Study unpicks cultural factors behind HIV pandemic
More than six million South Africans are known to be HIV positive but in spite of effective anti-retroviral therapies there is widespread resistance to being tested or even to accept it is sexually transmitted.
Research by Brunel anthropologist Dr Isak Niehaus is helping to unpick the cultural and social factors which shaped the pandemic and so help health practitioners and policy-makers shape their responses.
Spending a month each year over a decade of fieldwork in the low veldt, Dr Niehaus has built an unrivalled understanding of the complex social interactions, beliefs and attitudes which prevent many seeking early diagnosis and early, life-extending treatment.
He found there are a number of contradictory attitudes being held all of which stigmatise those with HIV or AIDS and that some of the most widespread contradict the previous orthodoxy that it was because of an association with sexual promiscuity.
Dr Niehaus suggests among the rural populations it is a combination of perceiving that those living with AIDS are “dead before dying” with the view held by fundamentalist churches that AIDS is a new, deadlier form of leprosy sent as a divine punishment.

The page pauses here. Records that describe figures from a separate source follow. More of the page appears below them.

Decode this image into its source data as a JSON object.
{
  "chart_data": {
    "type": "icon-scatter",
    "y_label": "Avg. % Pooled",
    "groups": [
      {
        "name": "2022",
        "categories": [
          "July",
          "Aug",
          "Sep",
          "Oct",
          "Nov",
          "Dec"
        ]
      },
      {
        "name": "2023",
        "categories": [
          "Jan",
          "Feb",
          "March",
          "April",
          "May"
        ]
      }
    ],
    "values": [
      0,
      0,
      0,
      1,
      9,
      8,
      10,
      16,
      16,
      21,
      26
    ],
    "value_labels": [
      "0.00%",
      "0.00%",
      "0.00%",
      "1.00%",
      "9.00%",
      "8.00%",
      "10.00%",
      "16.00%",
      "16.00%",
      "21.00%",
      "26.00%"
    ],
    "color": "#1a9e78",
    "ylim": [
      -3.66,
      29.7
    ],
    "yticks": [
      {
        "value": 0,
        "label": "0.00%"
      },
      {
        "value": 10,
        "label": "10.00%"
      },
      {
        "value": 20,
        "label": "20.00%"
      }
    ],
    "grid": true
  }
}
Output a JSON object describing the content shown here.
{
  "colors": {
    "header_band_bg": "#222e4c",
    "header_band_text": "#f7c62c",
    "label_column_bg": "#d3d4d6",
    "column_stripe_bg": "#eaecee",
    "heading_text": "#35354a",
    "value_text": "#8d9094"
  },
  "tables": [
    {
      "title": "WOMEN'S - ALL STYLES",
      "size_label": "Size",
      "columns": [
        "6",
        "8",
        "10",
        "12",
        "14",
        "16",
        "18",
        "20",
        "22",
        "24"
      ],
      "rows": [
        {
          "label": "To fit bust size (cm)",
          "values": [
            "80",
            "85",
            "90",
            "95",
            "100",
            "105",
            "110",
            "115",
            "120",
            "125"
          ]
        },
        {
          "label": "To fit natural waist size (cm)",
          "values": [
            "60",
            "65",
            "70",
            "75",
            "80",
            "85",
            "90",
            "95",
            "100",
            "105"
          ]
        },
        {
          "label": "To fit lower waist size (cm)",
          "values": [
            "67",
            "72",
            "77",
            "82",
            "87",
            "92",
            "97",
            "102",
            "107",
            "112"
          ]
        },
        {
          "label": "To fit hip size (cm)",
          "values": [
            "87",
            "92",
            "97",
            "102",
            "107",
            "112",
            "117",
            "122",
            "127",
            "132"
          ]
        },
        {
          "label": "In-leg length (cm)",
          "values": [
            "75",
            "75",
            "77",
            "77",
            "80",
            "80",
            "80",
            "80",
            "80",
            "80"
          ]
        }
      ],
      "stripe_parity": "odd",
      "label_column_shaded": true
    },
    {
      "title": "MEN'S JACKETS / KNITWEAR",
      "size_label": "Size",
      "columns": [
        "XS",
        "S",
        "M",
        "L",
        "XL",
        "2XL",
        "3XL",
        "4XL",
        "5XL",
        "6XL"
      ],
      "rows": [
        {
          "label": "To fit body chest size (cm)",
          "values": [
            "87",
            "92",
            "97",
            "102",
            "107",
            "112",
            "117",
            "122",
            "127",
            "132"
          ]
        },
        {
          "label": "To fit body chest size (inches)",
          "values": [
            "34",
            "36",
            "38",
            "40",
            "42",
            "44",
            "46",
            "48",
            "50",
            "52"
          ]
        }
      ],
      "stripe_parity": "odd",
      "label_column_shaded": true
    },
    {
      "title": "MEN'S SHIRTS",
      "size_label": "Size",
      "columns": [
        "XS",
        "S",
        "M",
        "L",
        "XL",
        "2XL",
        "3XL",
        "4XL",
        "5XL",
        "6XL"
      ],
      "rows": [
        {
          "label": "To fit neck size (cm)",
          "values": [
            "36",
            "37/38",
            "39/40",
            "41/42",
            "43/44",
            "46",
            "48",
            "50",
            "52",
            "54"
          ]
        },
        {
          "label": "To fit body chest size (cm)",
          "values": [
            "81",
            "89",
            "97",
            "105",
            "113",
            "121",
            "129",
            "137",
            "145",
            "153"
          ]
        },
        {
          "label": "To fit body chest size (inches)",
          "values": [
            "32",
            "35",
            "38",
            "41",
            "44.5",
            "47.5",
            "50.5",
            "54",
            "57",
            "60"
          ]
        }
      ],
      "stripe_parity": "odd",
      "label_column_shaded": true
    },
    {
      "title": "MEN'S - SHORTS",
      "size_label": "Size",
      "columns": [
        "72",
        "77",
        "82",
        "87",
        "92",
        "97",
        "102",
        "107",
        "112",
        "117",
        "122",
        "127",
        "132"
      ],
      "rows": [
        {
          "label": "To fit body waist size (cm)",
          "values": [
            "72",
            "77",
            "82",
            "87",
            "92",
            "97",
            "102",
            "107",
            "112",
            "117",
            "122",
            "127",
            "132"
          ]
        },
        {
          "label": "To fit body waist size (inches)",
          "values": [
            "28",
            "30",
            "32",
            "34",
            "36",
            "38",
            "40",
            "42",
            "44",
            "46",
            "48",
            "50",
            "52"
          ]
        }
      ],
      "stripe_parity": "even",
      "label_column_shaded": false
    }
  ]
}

Societal changes have also had an impact, consequences of de-industrialisation include a subsequent increase in male sexual violence against women sometimes coupled with an increased openness to accepting conspiracy theories.
This widespread culture of blame is also at play even after diagnosis. Accepting one is HIV positive forces an acknowledgement that sexual partners may have been exposed. So response can be silence or claiming that witchcraft is involved.
Against such a background Dr Niehaus argues that maintaining confidentiality of diagnosis and treatment might be a better route to increasing the numbers coming for testing before symptoms appear and therapies are less effective.